Judo Bank shakes off startup tag as lending book surges past $10 billion

Judo Bank shakes off startup tag as lending book surges past $10 billion

Judo Bank CEO Chris Bayliss.

Judo Capital Holdings (ASX: JDO) has capped off five years since securing its banking licence with its loan book shooting past the $10 billion mark and the group declaring a maturing business that can no longer be classed as a startup.

The business-banking specialist says the milestone achievement represents an average growth rate of 135 per cent a year since April 2019 when the challenger bank secured its licence from the Australian Prudential Regulation Authority (APRA).

The parent company of Judo Bank, which was buoyed earlier this month by securing an upgrade to its S&P issuer credit rating, revealed a loan book of $9.7 billion at the end of December when it announced its half-year results in February. This was up from $7.5 billion a year earlier.

Judo Bank CEO Chris Bayliss says the $10 billion milestone is the result of “the hard work of our exceptional team”.

“We have clearly proven the value of our specialist small and medium-sized business (SME) lending value proposition, which is built on strong relationships with experienced business bankers, who understand their customers’ needs and are empowered to make lending decisions,” he says.

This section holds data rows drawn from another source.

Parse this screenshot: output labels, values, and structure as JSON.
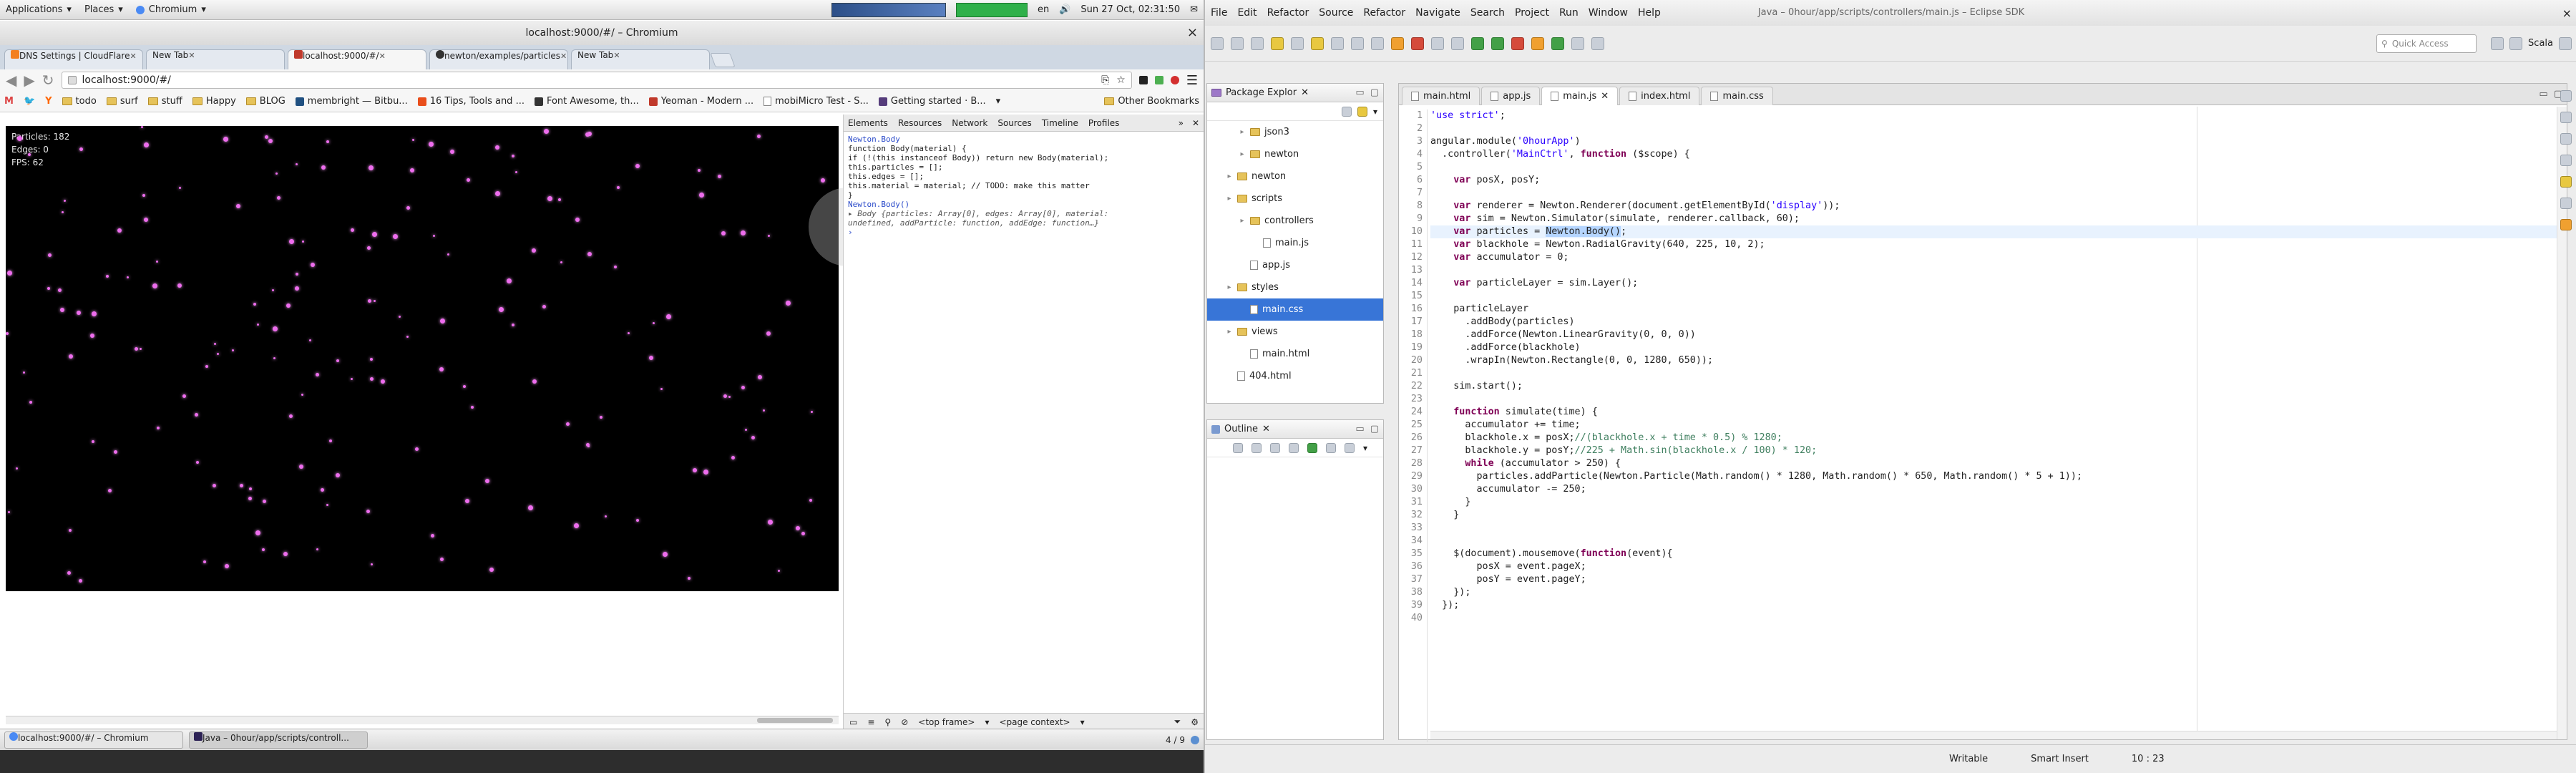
{
  "system_panel": {
    "menus": [
      "Applications",
      "Places",
      "Chromium"
    ],
    "locale": "en",
    "datetime": "Sun 27 Oct, 02:31:50"
  },
  "browser": {
    "window_title": "localhost:9000/#/ – Chromium",
    "tabs": [
      {
        "label": "DNS Settings | CloudFlare",
        "active": false
      },
      {
        "label": "New Tab",
        "active": false
      },
      {
        "label": "localhost:9000/#/",
        "active": true
      },
      {
        "label": "newton/examples/particles",
        "active": false
      },
      {
        "label": "New Tab",
        "active": false
      }
    ],
    "url": "localhost:9000/#/",
    "bookmarks": [
      "todo",
      "surf",
      "stuff",
      "Happy",
      "BLOG",
      "membright — Bitbu...",
      "16 Tips, Tools and ...",
      "Font Awesome, th...",
      "Yeoman - Modern ...",
      "mobiMicro Test - S...",
      "Getting started · B..."
    ],
    "other_bookmarks": "Other Bookmarks",
    "hud": {
      "particles": "Particles: 182",
      "edges": "Edges: 0",
      "fps": "FPS: 62"
    },
    "devtools": {
      "tabs": [
        "Elements",
        "Resources",
        "Network",
        "Sources",
        "Timeline",
        "Profiles"
      ],
      "console_lines": [
        "Newton.Body",
        "function Body(material) {",
        "  if (!(this instanceof Body)) return new Body(material);",
        "  this.particles = [];",
        "  this.edges = [];",
        "  this.material = material; // TODO: make this matter",
        "}",
        "Newton.Body()",
        "▸ Body {particles: Array[0], edges: Array[0], material:",
        "  undefined, addParticle: function, addEdge: function…}"
      ],
      "frame_select": "<top frame>",
      "context_select": "<page context>"
    }
  },
  "taskbar": {
    "items": [
      "localhost:9000/#/ – Chromium",
      "Java – 0hour/app/scripts/controll..."
    ],
    "pager": "4 / 9"
  },
  "eclipse": {
    "window_title": "Java – 0hour/app/scripts/controllers/main.js – Eclipse SDK",
    "menus": [
      "File",
      "Edit",
      "Refactor",
      "Source",
      "Refactor",
      "Navigate",
      "Search",
      "Project",
      "Run",
      "Window",
      "Help"
    ],
    "quick_access": "Quick Access",
    "perspective": "Scala",
    "package_explorer": {
      "title": "Package Explor",
      "items": [
        {
          "label": "json3",
          "type": "folder",
          "indent": 2,
          "selected": false
        },
        {
          "label": "newton",
          "type": "folder",
          "indent": 2,
          "selected": false
        },
        {
          "label": "newton",
          "type": "folder",
          "indent": 1,
          "selected": false
        },
        {
          "label": "scripts",
          "type": "folder",
          "indent": 1,
          "selected": false
        },
        {
          "label": "controllers",
          "type": "folder",
          "indent": 2,
          "selected": false
        },
        {
          "label": "main.js",
          "type": "file",
          "indent": 3,
          "selected": false
        },
        {
          "label": "app.js",
          "type": "file",
          "indent": 2,
          "selected": false
        },
        {
          "label": "styles",
          "type": "folder",
          "indent": 1,
          "selected": false
        },
        {
          "label": "main.css",
          "type": "file",
          "indent": 2,
          "selected": true
        },
        {
          "label": "views",
          "type": "folder",
          "indent": 1,
          "selected": false
        },
        {
          "label": "main.html",
          "type": "file",
          "indent": 2,
          "selected": false
        },
        {
          "label": "404.html",
          "type": "file",
          "indent": 1,
          "selected": false
        }
      ]
    },
    "outline": {
      "title": "Outline"
    },
    "editor_tabs": [
      {
        "label": "main.html",
        "active": false
      },
      {
        "label": "app.js",
        "active": false
      },
      {
        "label": "main.js",
        "active": true
      },
      {
        "label": "index.html",
        "active": false
      },
      {
        "label": "main.css",
        "active": false
      }
    ],
    "code_lines": [
      "'use strict';",
      "",
      "angular.module('0hourApp')",
      "  .controller('MainCtrl', function ($scope) {",
      "",
      "    var posX, posY;",
      "",
      "    var renderer = Newton.Renderer(document.getElementById('display'));",
      "    var sim = Newton.Simulator(simulate, renderer.callback, 60);",
      "    var particles = Newton.Body();",
      "    var blackhole = Newton.RadialGravity(640, 225, 10, 2);",
      "    var accumulator = 0;",
      "",
      "    var particleLayer = sim.Layer();",
      "",
      "    particleLayer",
      "      .addBody(particles)",
      "      .addForce(Newton.LinearGravity(0, 0, 0))",
      "      .addForce(blackhole)",
      "      .wrapIn(Newton.Rectangle(0, 0, 1280, 650));",
      "",
      "    sim.start();",
      "",
      "    function simulate(time) {",
      "      accumulator += time;",
      "      blackhole.x = posX;//(blackhole.x + time * 0.5) % 1280;",
      "      blackhole.y = posY;//225 + Math.sin(blackhole.x / 100) * 120;",
      "      while (accumulator > 250) {",
      "        particles.addParticle(Newton.Particle(Math.random() * 1280, Math.random() * 650, Math.random() * 5 + 1));",
      "        accumulator -= 250;",
      "      }",
      "    }",
      "",
      "",
      "    $(document).mousemove(function(event){",
      "        posX = event.pageX;",
      "        posY = event.pageY;",
      "    });",
      "  });",
      ""
    ],
    "current_line": 10,
    "status": {
      "writable": "Writable",
      "insert_mode": "Smart Insert",
      "position": "10 : 23"
    }
  }
}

“Alongside this, we have also built a multi-award-winning deposit franchise. Our term deposit balance is now $7.5 billion.”

The term deposit balance is up from $6.9 billion at the end of December, which represented $1 billion in year-on-year growth.

“These milestones coincide with the five-year anniversary of receiving our banking licence from APRA and becoming an authorised deposit-taking institution (ADI),” says Bayliss.

“The growth we have achieved since becoming an ADI is exceptional. We cannot find another bank that has achieved what we have achieved, starting from scratch, anywhere else in the world.”

Bayliss says Judo Bank was “founded on a blank sheet of paper back in 2015” and today has 135 SME business bankers in 18 locations, supporting more than 4,000 customers.

“Judo Bank is no longer a startup, and as we move now from building to scaling our bank, our opportunities will grow,” says Bayliss. “We are an established player in the Australian banking landscape.”

Judo Bank has weathered the many challenges faced by bank startups in recent years that led to the collapse of neobanks Volt and Xinja in 2022 and 2020 respectively.

Judo posted a net profit of $45.9 million in the first half of FY23, up 27 per cent from a year earlier, as net banking income jumped 21 per cent to $200 million.

“Judo has successfully navigated through five years of financial and economic cycles, hitting our targets within strong risk settings, in what has at times been a very challenging environment,” says Judo’s chairman Peter Hodgson.

“Building a bank is now in the rearview mirror for Judo, as we turn to scale, and all the opportunities that size will bring for our bank.”